I don't mean to tar Lumley and Graham with the same brush as Todd Akin when it comes to opinions on rape; I think that their comments were more based on misguided ideas than any truly ingrained victim-blaming mentality. Neither seemed to have any malicious intent and it would be churlish to infer otherwise. Their opinions, however, do draw attention to the depressing trend in conversations about rape to list all the ways that the victim could have avoided their fate before even beginning to penalise the perpetrator. The idea that a hemline or heel height should be held accountable is offensive to men and women alike. Rape victims are not Sirens who lure in unsuspecting attackers, and rapists should never be treated as if they are merely people with a lower threshold to withstand desires of the flesh than others. Rape is a direct and deliberate act, not a result of a lack of control.

What disconcerts me most about these discussions, even more so than the nonchalant and offensive treatment of rape victims, is the insistence of discussing sexual assault not in terms of people, but in terms of bodies. 'She was asking for it', the oldest and unfortunately most prevalent victim-blaming adage, is almost invariably linked to the inability of men to control their primal urges when faced with a scantily-clad women. This is wrong on so many levels. Bodies are not separate entities from people - when we talk of rapists, we are not talking about wild lust and irrepressible bodily reactions but people, with intentions and responsibility to face up to their acts of cruelty. When we discuss rape victims, it's not thighs and breasts at the centre of the discussion, but human beings. It may well be easier to couch rape in abstract, personality-free terms, but that is not and never will be how it is. Neither bodies nor clothes cause rape; people do.

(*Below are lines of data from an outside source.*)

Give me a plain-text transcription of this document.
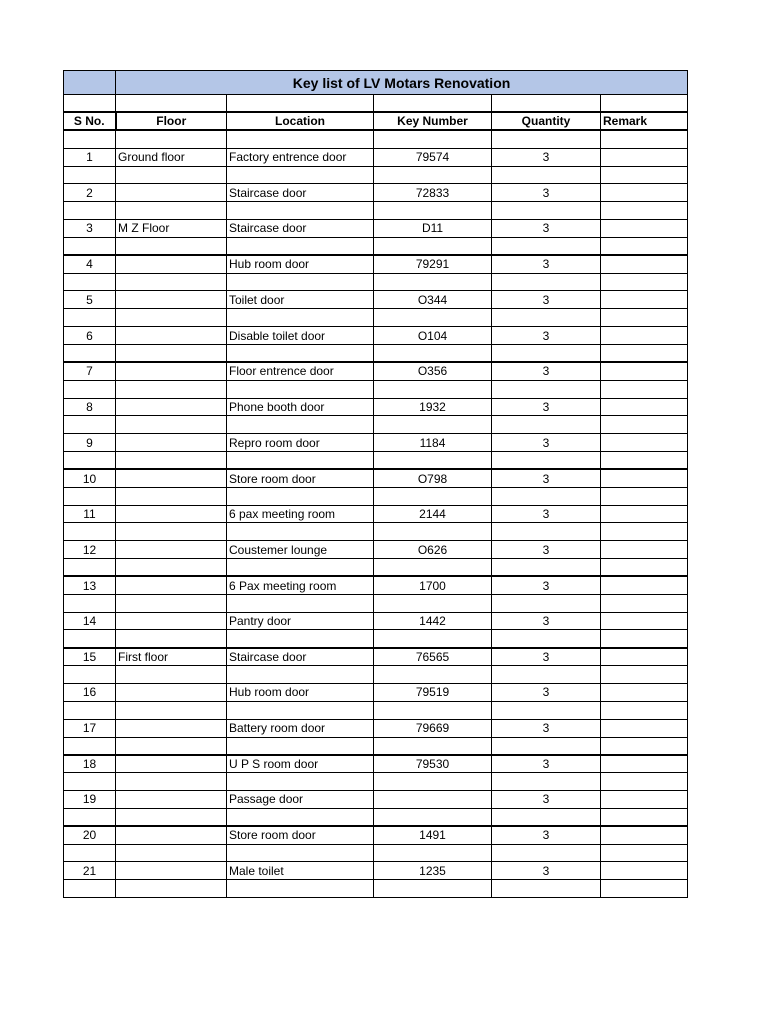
	Key list of LV Motars Renovation				

S No.	Floor	Location	Key Number	Quantity	Remark

1	Ground floor	Factory entrence door	79574	3	

2		Staircase door	72833	3	

3	M Z Floor	Staircase door	D11	3	

4		Hub room door	79291	3	

5		Toilet door	O344	3	

6		Disable toilet door	O104	3	

7		Floor entrence door	O356	3	

8		Phone booth door	1932	3	

9		Repro room door	1184	3	

10		Store room door	O798	3	

11		6 pax meeting room	2144	3	

12		Coustemer lounge	O626	3	

13		6 Pax meeting room	1700	3	

14		Pantry door	1442	3	

15	First floor	Staircase door	76565	3	

16		Hub room door	79519	3	

17		Battery room door	79669	3	

18		U P S room door	79530	3	

19		Passage door		3	

20		Store room door	1491	3	

21		Male toilet	1235	3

One of the best examples of this deliberate detachment of emotion and act is the stock example people give when talking about avoiding rape, which is comparing rape victims to property of some sort - emphasised by Richard Graham's repeated references to 'risk management'. Those who happened to be drunk at the time of their attack are met with analogies of unlocked houses from which possessions are stolen, flashy watches that lead to muggings, and so on. Dehumanising women by likening them to material goods is hardly anything new, but the extension of this comparison to rape victims is one that I personally find disgusting. As a student who is admittedly much too drunk much too regularly, it's deeply troubling to know that should I ever undergo the terrible experience of being raped, countless people will chalk it up to the sexual equivalent of having my front door unlocked.

Graham and Lumley, however unwittingly, are representations of the depressingly widely held notion that rape victims have no concern for personal safety, and that any trouble that befalls them is therefore their own fault. In reality, there is no precaution that you can take. You cannot lock your body like a car and consider yourself home safe or ward off potential attackers with thicker tights and higher necklines. The world demands an impossibly high degree of self-awareness from rape victims that simply isn't expected of those who are robbed or mugged. We are taught not to steal, lie and fight, but we are not taught not to rape - we are told instead, that we should not be rape victims. The status of 'victim' is seen as avoidable, rather than the status of 'rapist'.

I do agree with Richard Graham on one point - that this is an issue that needs to be discussed. But not in the same way it has been done for decades. In a world where politicians believe that sexual assault is nothing more than 'bad sexual etiquette', lawyers deeming rape victims to be partially responsible for their attacks because they aren't 'respectable' and a startling number of victims choosing to stay silent rather than risk coming forward, it is time to stop harping on about exposed body parts and begin to be concerned about the people attached to them.